At Justice Funders, we have called this demonstration project, launched in 2023, the Just Transition Integrated Capital Fund. The vision of the demonstration project is to begin to implement just transition investment principles in practice and provide a practical example to philanthropy of how to move beyond a charity-based model toward a solidarity-based one. In terms of scale, the fund aims to place $20 million in investments by the end of 2024. Throughout this process, we have learned a key lesson: communities are already investable. The blueprint for the future we want to see in the world is there—provided we open our eyes and see it.
A New Vision for How Foundations Invest Their Assets
If “philanthropy” is defined as a “love for humanity,” Justice Funders’ goal is to guide philanthropy to rewrite investment rules to create new economies of care that underscore this definition. To rewrite these rules, it is paramount to know what we’re building toward. In this series, we offer stories to show how frontline communities are already creating investable infrastructure to support their self-determination while moving toward a just transition.
Here you will hear from leaders who are actively seeding new economic models to support their communities. These leaders—and the community groups in which they participate—are uniquely positioned to activate “new” ecosystems because of their proximity to the harmful effects of our current economy. Advancing a just transition, in short, begins with implementing economic models that help people meet their needs and solve current daily problems.

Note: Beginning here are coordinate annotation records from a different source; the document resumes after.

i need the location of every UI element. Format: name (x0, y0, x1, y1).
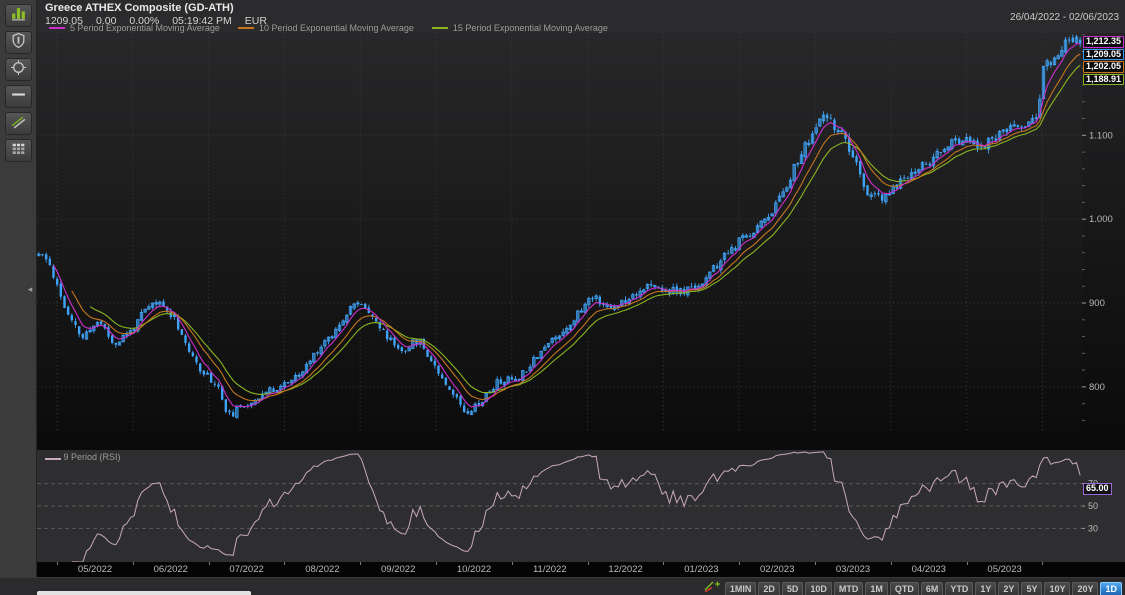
draw-interval-icon[interactable] (703, 580, 721, 595)
timeframe-button-ytd[interactable]: YTD (945, 581, 974, 595)
price-marker: 1,202.05 (1082, 61, 1124, 73)
horizontal-line-icon (10, 86, 27, 108)
instrument-title: Greece ATHEX Composite (GD-ATH) (45, 2, 234, 14)
timeframe-button-5d[interactable]: 5D (781, 581, 804, 595)
timeframe-button-6m[interactable]: 6M (920, 581, 944, 595)
svg-text:30: 30 (1088, 523, 1098, 533)
panel-divider (37, 433, 1125, 450)
time-axis-tick (1042, 562, 1044, 565)
ema10-swatch (237, 27, 254, 29)
time-axis[interactable]: 05/2022 06/2022 07/2022 08/2022 09/2022 10/20… (37, 562, 1125, 577)
trading-app-window: ◂ Greece ATHEX Composite (GD-ATH) 1209.0… (0, 0, 1125, 595)
time-axis-tick (132, 562, 134, 565)
chart-header: Greece ATHEX Composite (GD-ATH) 1209.05 0… (37, 0, 1125, 33)
toolbar-button-shield[interactable] (4, 31, 32, 54)
toolbar-button-trend-line[interactable] (4, 112, 32, 135)
timeframe-button-2y[interactable]: 2Y (998, 581, 1020, 595)
time-axis-label: 08/2022 (305, 564, 340, 575)
bottom-bar: 1MIN 2D 5D 10D MTD 1M QTD 6M YTD 1Y 2Y 5Y 10Y 20Y 1D (0, 577, 1125, 595)
svg-text:50: 50 (1088, 501, 1098, 511)
svg-text:900: 900 (1089, 298, 1105, 309)
timeframe-button-1m[interactable]: 1M (865, 581, 888, 595)
toolbar-button-bar-chart[interactable] (4, 4, 32, 27)
rsi-value-marker: 65.00 (1083, 483, 1112, 495)
time-axis-label: 03/2023 (835, 564, 871, 575)
time-axis-tick (890, 562, 892, 565)
time-axis-tick (436, 562, 437, 565)
candlestick-plot (37, 33, 1082, 433)
time-axis-label: 05/2022 (77, 564, 113, 575)
background-window-edge[interactable] (37, 591, 251, 595)
time-axis-tick (284, 562, 286, 565)
interval-button-active[interactable]: 1D (1100, 581, 1122, 595)
timeframe-button-10y[interactable]: 10Y (1044, 581, 1071, 595)
timeframe-button-5y[interactable]: 5Y (1021, 581, 1043, 595)
trend-line-icon (10, 113, 27, 135)
time-axis-label: 09/2022 (381, 564, 416, 575)
time-axis-tick (815, 562, 816, 565)
legend-label: 10 Period Exponential Moving Average (258, 23, 414, 33)
date-range: 26/04/2022 - 02/06/2023 (1010, 12, 1119, 23)
price-axis[interactable]: 1.100 1.000 900 800 1,212.35 1,209.05 1,202.0… (1082, 33, 1125, 433)
time-axis-label: 11/2022 (532, 564, 567, 575)
price-marker: 1,188.91 (1082, 73, 1124, 85)
grid-icon (10, 140, 27, 162)
timeframe-button-1min[interactable]: 1MIN (724, 581, 757, 595)
toolbar-button-grid[interactable] (4, 139, 32, 162)
time-axis-label: 02/2023 (760, 564, 795, 575)
time-axis-tick (360, 562, 362, 565)
time-axis-tick (587, 562, 589, 565)
legend-item-ema10[interactable]: 10 Period Exponential Moving Average (237, 23, 414, 33)
legend-label: 5 Period Exponential Moving Average (70, 23, 220, 33)
time-axis-label: 10/2022 (456, 564, 492, 575)
time-axis-tick (208, 562, 210, 565)
rsi-line-swatch (45, 458, 61, 460)
time-axis-tick (663, 562, 665, 565)
bar-chart-icon (10, 5, 27, 27)
rsi-axis: 705030 65.00 (1082, 450, 1125, 562)
ema5-swatch (49, 27, 65, 29)
rsi-chart[interactable]: 9 Period (RSI) (37, 450, 1082, 563)
price-marker-stack: 1,212.35 1,209.05 1,202.05 1,188.91 (1082, 36, 1124, 85)
rsi-plot (37, 450, 1082, 563)
legend-item-ema15[interactable]: 15 Period Exponential Moving Average (431, 23, 608, 33)
time-axis-tick (966, 562, 968, 565)
timeframe-button-2d[interactable]: 2D (758, 581, 780, 595)
rsi-legend-label: 9 Period (RSI) (63, 452, 121, 462)
price-marker: 1,209.05 (1082, 48, 1124, 60)
collapse-panel-arrow[interactable]: ◂ (24, 281, 36, 297)
time-axis-label: 01/2023 (684, 564, 719, 575)
timeframe-button-mtd[interactable]: MTD (833, 581, 864, 595)
time-axis-tick (739, 562, 741, 565)
time-axis-label: 12/2022 (608, 564, 643, 575)
time-axis-label: 04/2023 (911, 564, 946, 575)
main-chart[interactable] (37, 33, 1082, 433)
timeframe-button-qtd[interactable]: QTD (889, 581, 919, 595)
timeframe-button-1y[interactable]: 1Y (975, 581, 997, 595)
svg-text:1.100: 1.100 (1089, 130, 1113, 141)
crosshair-icon (10, 59, 27, 81)
price-axis-ticks: 1.100 1.000 900 800 (1082, 34, 1113, 421)
ema15-swatch (431, 27, 448, 29)
time-axis-label: 05/2023 (987, 564, 1022, 575)
toolbar-button-crosshair[interactable] (4, 58, 32, 81)
svg-text:800: 800 (1089, 382, 1105, 393)
rsi-legend[interactable]: 9 Period (RSI) (45, 452, 121, 462)
rsi-axis-ticks: 705030 (1082, 479, 1098, 533)
ema-legend: 5 Period Exponential Moving Average 10 Pe… (49, 23, 608, 33)
legend-label: 15 Period Exponential Moving Average (452, 23, 608, 33)
time-axis-tick (511, 562, 513, 565)
timeframe-button-20y[interactable]: 20Y (1072, 581, 1099, 595)
timeframe-bar: 1MIN 2D 5D 10D MTD 1M QTD 6M YTD 1Y 2Y 5Y 10Y 20Y 1D (703, 580, 1122, 595)
price-marker: 1,212.35 (1082, 36, 1124, 48)
timeframe-button-10d[interactable]: 10D (805, 581, 832, 595)
toolbar-button-horizontal-line[interactable] (4, 85, 32, 108)
legend-item-ema5[interactable]: 5 Period Exponential Moving Average (49, 23, 220, 33)
svg-text:1.000: 1.000 (1089, 214, 1113, 225)
time-axis-label: 07/2022 (229, 564, 264, 575)
time-axis-label: 06/2022 (153, 564, 188, 575)
shield-icon (10, 32, 27, 54)
time-axis-tick (57, 562, 58, 565)
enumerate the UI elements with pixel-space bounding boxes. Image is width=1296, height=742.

Communities across the country are breaking through the status quo…and seeding new investable infrastructure to build community-controlled economies.
In the articles that follow, you’ll hear stories from organizers working to advance community-based work in the areas of climate justice, land justice, housing justice, and philanthropy. A common theme of all four articles: the need for financial infrastructure that can take philanthropic dollars—especially dollars that are currently invested in stocks and hedge funds—and repurpose them to provide critical investment capital that can convert “just transition” from a nice phrase into an actual movement to a new economy, rooted in community, justice, and regeneration.
First, Jessica Xiao and Lauren Ressler of the Climate Justice Alliance examine how to use what they call regenerative finance to support frontline communities in their climate justice work and help them respond to environmental crises. Next, Jaime Gloshay, who is helping develop the Indigenous-led Moonsoon Fund, and Melanie Allen of the Black Farmer Fund explore the close relationship between Black and Native communities and land stewardship. Both authors are involved in developing funds that use capital as a tool to return land to communitas that have historically had land taken from them.
Following that, Fernando Abarca of Right to the City analyzes how finance, as it operates today through private equity, is making housing across the country less and less affordable—and outlines strategies to combine community ownership with community finance to flip the scales and put housing justice at the center of the housing conversation, rather than on the periphery.
Finally, Lora Smith, who directs the new Justice Transition Integrated Capital Fund discussed above, closes out the series by addressing the many ways frontline BIPOC communities can upend the traditional investor-investee relationship and put community members in the driver’s seat of investment decisions by placing themselves at the helm of alternative funds.
Throughout this series, the authors show how communities across the country are breaking through the status quo, widening the openings they create, and seeding new investable infrastructure to build community-controlled economies that aim to be able ultimately to resource themselves.
While these communities uplift their ancestral traditions and cultural practices to design innovative solutions, everyone can actively participate in helping to build a path for a community-driven economy. In this work, we are guided by the Indigenous principle that the decisions that we make today must build a sustainable world seven generations into the future. This is the work of a futurist.